Tali cambiamenti sono causati dall'aumento degli ormoni dello stress (dell'ormone corticotropo (ACTH) che stimola il surrene e dell'adrenalina e noradrenalina). Nel pesce subordinato, si sono riscontrati dei cambiamenti significativi come aumento della glicemia, danni alla mucosa gastrica, perdita di colore delle branchie, aumento del cortisolo e delle catecolamine plasmatiche, diminuzione del movimento natatorio e iperventilazione. Queste variazioni metaboliche a loro volta agiscono sul sistema immunitario e l'animale sarà più predisposto a contrarre malattie e quindi a soccombere.
 
Nella vita di tutti i giorni siamo sottoposti a numerosi fattori stressogeni: oltre il sovraffollamento, che la nostra specie percepisce al massimo quando siamo imbottigliati in un ingorgo stradale, ci confrontiamo costantemente con lo stress da rumore e con quello da eccessiva illuminazione che altera i fisiologici ritmi sonno-veglia (ritmi circadiani), solo per citarne alcuni esempi.
Recenti ricerche sull'Uomo stanno dimostrando che gli effetti dello stress provocano gli stessi danni riscontrati nei pesci dell'esperimento illustrato.

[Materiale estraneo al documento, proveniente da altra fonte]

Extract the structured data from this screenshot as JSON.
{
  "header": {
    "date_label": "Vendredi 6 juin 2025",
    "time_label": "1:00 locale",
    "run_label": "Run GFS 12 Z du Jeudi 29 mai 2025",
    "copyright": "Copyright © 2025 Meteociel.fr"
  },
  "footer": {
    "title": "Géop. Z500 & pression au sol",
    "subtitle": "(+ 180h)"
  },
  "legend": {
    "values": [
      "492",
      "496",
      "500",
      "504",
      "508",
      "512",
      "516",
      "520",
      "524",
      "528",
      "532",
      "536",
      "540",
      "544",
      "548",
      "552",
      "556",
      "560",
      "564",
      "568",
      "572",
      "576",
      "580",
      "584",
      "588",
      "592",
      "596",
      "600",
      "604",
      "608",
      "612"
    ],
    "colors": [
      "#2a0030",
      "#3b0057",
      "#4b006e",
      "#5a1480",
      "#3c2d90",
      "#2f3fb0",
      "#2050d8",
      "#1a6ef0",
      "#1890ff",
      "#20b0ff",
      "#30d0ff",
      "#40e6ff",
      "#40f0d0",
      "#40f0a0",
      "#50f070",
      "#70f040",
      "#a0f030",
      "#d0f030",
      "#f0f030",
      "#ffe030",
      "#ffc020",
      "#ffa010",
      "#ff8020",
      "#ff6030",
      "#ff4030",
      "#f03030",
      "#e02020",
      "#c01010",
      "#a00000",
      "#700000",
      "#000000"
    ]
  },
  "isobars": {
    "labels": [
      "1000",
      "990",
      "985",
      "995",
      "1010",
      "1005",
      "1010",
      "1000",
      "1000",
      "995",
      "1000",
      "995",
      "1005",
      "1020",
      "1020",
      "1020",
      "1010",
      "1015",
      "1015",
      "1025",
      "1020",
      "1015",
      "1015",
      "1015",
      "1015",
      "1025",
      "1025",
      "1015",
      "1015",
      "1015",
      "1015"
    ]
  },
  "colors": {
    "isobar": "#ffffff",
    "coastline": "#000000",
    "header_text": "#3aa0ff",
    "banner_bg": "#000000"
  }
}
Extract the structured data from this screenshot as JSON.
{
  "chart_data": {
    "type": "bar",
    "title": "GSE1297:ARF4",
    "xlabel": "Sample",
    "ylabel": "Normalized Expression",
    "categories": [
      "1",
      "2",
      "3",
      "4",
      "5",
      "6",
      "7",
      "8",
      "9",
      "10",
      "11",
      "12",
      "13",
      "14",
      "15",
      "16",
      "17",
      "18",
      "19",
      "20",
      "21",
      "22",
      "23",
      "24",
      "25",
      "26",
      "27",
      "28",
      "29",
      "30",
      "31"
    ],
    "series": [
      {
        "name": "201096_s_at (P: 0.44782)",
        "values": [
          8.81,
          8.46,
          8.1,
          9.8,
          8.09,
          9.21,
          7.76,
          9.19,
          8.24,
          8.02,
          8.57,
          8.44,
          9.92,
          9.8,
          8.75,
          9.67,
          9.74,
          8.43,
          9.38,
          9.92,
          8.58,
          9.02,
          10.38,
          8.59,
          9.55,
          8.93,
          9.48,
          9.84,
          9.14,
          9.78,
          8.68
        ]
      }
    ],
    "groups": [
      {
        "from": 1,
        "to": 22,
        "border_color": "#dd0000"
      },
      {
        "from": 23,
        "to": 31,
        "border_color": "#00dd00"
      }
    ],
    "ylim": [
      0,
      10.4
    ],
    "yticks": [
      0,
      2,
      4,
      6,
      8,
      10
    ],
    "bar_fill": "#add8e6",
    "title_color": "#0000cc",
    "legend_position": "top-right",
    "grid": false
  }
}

Dall'altra parte della medaglia, si possono sviluppare malattie autoimmuni che danneggiano il Sistema Nervoso, aggredendolo come se si trattasse di un organismo estraneo (vedi Autoimmunità). Le malattie più note e anche più invalidanti sono la Sclerosi Multipla e il Lupus Eritematoso Sistemico (LES). Nella prima gli anticorpi e alcune cellule immunitarie distruggono la mielina delle cellule gliali, danneggiando il corretto funzionamento dei neuroni, che finiscono per morire, nella seconda l'aggressione è generalizzata a tutto il corpo, ma esiste una variante di questa patologia in cui si producono anticorpi anti-fosfolipina, una componente fondamentale delle membrane neuronali.

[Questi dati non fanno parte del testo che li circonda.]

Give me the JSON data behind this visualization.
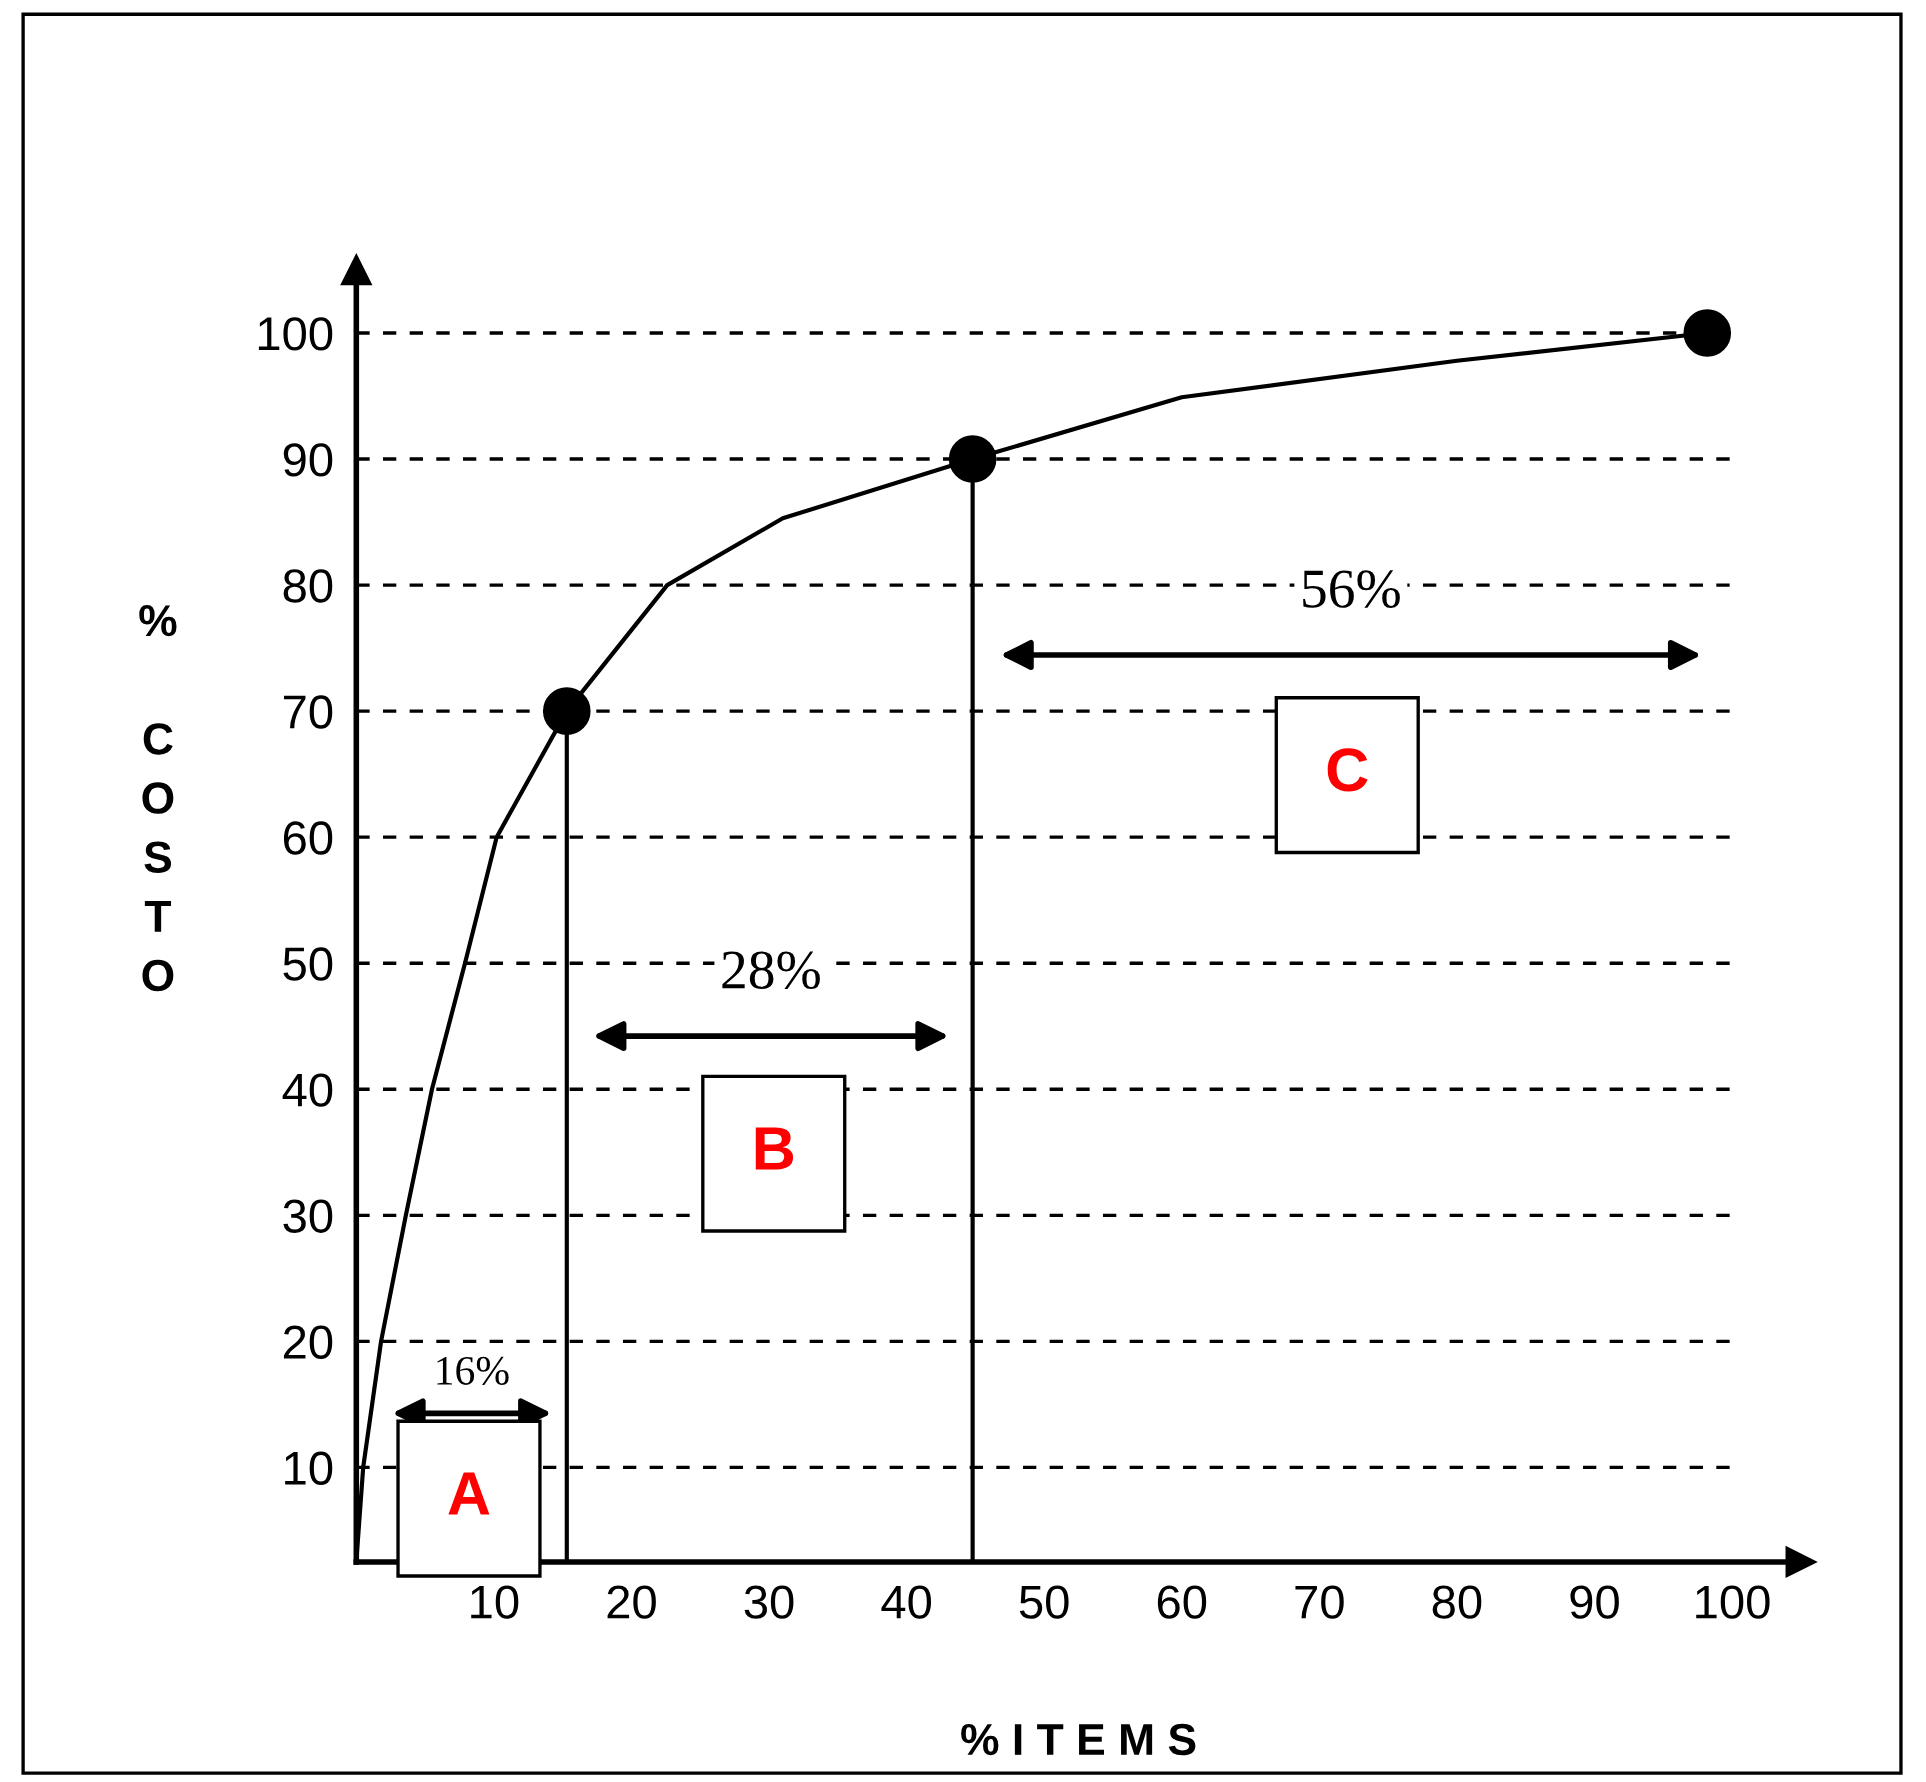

Un chiaro esempio di come i due sistemi comunichino, si ha nel fenomeno della febbre. Quando il nostro organismo combatte le infezioni, il termostato del nostro corpo, che è situato nel cervello (ipotalamo), viene alzato di alcuni gradi centigradi dai normali valori di temperatura corporea di 37°C. Ciò grazie al rilascio nel sangue di molecole infiammatorie prodotte dal sistema immunitario che agiscono sul cervello. Inoltre tutti conoscono i sintomi di tipo neurologico durante una malattia infettiva: sonnolenza e disturbi della concentrazione, vertigini e malessere diffuso anche di tipo depressivo.
In conclusione lo stato di benessere e di salute si ha quando esiste una proficua cooperazione tra il sistema nervoso e quello immunitario e quando corpo e mente vanno d'accordo.
Bibliografia:
Cooper EL, Peters G, Ahmed II, Faisal M, Ghoneum MH. 1989. Aggression in Tilapia affects immunocompetent leukocytes. Aggres Behav, 15: 13-22.